For this reason, a great number of studies have addressed the possible use of molecular tests for FNA samples in order to improve the accuracy of the cytologic diagnosis of thyroid nodules. Some groups have explored the diagnostic role of BRAF mutations with prospective and retrospective studies which evidenced that all BRAF-positive FNA samples yielded PC at histology .
A recent paper by Nikiforov et al.  emphasized the diagnostic utility of molecular testing for a panel of molecular mutations consisting of BRAF, RAS, RET/PTC, and PAX-PPARγ in 480 FNA samples from thyroid nodules which were prospectively tested and yielded 32 mutations with 31 malignant surgical diagnoses and only 1 case of follicular adenoma .
The possible diagnostic usefulness of molecular markers is reflected in the last guidelines published by the American Thyroid Association. These guidelines indicate that the use of molecular markers such as BRAF, RAS, RET/PTC, and PAX8-PPARγ may be considered (although with a low recommendation rate) for patients with indeterminate FNA cytology to help guide their clinical management. In fact, BRAF mutations correlate with aggressive tumor characteristics such as extrathyroidal extension, advanced tumor stage at presentation, and lymph node or distant metastases as in the review by Xing [63,71,72,73,74,75].
LBC can offer the possibility of molecular testing for common somatic mutations in thyroid FNAB as the nucleic acids are stable in the preservative solution for up to 6 months after sampling. In some cases the material can also be used for the immunocytochemical evaluation of HBME-1 and Galectin-3 expression which represents a helpful investigation in discriminating low and high malignant FN. In this setting, the future possibility of a guideline encompassing the combined use of ICC and molecular tests for supplementing the morphologic diagnosis could be the starting point for a complete preoperative assessment of thyroid lesions.

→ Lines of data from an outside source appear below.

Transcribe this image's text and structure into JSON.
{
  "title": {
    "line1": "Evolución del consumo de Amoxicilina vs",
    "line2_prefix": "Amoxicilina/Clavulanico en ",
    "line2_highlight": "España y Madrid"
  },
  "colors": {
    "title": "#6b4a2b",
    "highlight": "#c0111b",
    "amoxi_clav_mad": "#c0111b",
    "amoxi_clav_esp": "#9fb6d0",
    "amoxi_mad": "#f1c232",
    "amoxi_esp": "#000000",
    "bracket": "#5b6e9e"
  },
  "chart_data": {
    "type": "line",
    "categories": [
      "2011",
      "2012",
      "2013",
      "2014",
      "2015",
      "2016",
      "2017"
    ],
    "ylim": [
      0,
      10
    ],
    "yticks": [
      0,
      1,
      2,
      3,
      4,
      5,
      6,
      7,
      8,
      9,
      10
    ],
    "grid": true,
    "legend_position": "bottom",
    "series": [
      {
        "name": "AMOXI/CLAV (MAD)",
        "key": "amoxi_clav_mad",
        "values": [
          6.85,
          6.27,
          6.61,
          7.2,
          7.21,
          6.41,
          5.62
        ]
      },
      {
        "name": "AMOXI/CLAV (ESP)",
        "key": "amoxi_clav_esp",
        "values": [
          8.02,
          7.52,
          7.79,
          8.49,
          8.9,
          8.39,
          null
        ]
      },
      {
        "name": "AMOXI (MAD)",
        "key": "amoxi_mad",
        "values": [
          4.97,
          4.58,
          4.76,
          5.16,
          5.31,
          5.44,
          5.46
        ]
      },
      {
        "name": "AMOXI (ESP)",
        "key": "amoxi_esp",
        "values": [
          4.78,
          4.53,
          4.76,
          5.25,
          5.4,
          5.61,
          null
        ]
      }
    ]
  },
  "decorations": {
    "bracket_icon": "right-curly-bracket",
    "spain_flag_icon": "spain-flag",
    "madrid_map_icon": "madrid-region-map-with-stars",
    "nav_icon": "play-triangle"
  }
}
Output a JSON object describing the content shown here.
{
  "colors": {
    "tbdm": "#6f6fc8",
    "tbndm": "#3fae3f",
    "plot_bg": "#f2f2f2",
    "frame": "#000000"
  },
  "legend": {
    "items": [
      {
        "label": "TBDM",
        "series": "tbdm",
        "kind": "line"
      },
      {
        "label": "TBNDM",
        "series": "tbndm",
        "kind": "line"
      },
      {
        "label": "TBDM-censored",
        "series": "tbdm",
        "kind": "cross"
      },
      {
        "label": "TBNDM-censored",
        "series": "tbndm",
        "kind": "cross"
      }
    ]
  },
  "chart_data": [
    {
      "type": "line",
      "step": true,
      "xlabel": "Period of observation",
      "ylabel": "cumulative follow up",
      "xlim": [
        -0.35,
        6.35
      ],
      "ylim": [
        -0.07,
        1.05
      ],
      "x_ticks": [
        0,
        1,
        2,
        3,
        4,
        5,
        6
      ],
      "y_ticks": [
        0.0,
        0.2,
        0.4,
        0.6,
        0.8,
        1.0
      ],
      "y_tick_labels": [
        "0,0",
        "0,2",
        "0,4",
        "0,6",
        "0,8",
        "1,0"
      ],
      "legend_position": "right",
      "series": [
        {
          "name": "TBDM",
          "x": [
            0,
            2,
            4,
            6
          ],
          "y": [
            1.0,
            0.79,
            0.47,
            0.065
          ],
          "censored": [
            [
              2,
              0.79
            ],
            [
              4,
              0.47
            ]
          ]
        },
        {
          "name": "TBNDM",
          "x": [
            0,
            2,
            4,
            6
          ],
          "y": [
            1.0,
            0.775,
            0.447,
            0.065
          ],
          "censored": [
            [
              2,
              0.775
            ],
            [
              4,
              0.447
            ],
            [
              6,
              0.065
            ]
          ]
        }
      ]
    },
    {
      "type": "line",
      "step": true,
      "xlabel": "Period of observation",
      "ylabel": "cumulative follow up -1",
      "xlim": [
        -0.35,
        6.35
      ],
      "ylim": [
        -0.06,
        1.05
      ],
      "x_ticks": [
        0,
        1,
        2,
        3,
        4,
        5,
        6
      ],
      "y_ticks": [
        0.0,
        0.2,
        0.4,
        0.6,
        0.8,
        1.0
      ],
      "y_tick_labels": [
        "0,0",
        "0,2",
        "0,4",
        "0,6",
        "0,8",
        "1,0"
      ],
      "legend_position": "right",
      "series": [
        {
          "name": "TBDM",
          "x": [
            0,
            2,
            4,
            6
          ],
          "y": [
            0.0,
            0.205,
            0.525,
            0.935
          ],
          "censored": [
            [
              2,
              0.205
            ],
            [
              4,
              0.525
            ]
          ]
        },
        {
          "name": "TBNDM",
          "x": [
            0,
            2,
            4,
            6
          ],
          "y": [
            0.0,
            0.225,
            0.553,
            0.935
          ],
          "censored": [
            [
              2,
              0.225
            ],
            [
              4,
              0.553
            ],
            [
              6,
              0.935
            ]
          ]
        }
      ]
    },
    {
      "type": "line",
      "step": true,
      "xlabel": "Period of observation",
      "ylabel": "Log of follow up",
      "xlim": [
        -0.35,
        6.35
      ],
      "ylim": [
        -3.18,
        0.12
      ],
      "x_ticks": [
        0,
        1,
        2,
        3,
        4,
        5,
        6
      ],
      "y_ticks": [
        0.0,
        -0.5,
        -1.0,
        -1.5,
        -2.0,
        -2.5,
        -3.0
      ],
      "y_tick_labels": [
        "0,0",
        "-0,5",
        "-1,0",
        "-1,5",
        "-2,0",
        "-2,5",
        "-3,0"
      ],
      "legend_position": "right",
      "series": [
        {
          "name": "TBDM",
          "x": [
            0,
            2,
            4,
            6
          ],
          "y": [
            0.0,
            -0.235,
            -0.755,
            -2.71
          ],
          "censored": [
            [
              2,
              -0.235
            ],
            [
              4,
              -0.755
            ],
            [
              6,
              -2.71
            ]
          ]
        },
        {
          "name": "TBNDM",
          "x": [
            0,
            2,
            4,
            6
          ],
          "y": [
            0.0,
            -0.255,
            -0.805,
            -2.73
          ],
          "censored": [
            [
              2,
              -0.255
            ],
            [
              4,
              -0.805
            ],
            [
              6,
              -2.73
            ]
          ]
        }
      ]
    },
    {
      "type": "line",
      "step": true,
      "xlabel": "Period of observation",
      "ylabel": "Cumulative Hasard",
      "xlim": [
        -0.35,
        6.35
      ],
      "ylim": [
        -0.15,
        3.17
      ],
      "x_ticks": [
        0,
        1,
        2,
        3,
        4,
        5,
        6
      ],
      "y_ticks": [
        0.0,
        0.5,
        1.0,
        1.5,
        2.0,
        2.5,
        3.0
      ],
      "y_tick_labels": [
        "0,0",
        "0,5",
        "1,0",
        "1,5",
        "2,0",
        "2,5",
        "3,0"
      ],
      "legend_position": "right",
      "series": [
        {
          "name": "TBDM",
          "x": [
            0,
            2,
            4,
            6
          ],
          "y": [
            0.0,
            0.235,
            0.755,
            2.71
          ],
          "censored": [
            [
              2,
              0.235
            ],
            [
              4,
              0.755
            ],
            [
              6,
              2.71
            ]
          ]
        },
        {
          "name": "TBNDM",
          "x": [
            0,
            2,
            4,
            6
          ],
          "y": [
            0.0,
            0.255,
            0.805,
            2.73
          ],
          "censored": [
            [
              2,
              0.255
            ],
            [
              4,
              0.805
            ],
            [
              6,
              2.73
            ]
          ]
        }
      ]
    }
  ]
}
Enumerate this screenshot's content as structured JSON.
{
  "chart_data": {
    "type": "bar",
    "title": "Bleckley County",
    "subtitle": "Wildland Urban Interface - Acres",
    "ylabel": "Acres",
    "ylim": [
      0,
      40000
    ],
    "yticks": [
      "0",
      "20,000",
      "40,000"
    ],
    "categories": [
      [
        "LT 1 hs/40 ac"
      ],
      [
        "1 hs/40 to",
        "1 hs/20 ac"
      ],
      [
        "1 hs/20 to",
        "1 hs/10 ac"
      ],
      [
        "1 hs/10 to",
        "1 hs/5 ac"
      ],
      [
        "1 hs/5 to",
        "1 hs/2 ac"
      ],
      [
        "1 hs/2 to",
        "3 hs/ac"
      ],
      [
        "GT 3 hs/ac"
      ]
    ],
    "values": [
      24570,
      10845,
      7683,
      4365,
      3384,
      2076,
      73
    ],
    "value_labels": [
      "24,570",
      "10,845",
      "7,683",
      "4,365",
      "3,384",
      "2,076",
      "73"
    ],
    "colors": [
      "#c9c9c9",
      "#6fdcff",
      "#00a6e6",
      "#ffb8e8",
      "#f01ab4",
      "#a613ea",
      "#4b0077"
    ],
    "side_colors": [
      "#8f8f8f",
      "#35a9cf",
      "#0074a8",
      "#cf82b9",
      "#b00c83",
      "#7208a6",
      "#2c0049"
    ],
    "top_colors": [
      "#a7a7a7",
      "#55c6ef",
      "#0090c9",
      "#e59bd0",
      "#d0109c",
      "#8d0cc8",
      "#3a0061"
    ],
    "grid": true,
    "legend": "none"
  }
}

As shown in our preliminary study the evaluation of BRAF positivity could be of prognostic value for the prediction of nodal metastases in the central neck compartment .
The LBC method applied to the diagnosis of thyroid lesions represents, when the cytopathologist is skilled in thyroid cytology and is aware of the morphologic changes in respect to CS, a powerful diagnostic tool. Its use reduces the number of nondiagnostic (both inadequate and artifactual) and indeterminate cases without impairing the ability to detect the distinctive features of carcinoma. Storage of a variable amount of well-preserved cells allows the application of immunocytochemical and molecular techniques which dramatically improve the efficacy of the morphologic diagnosis.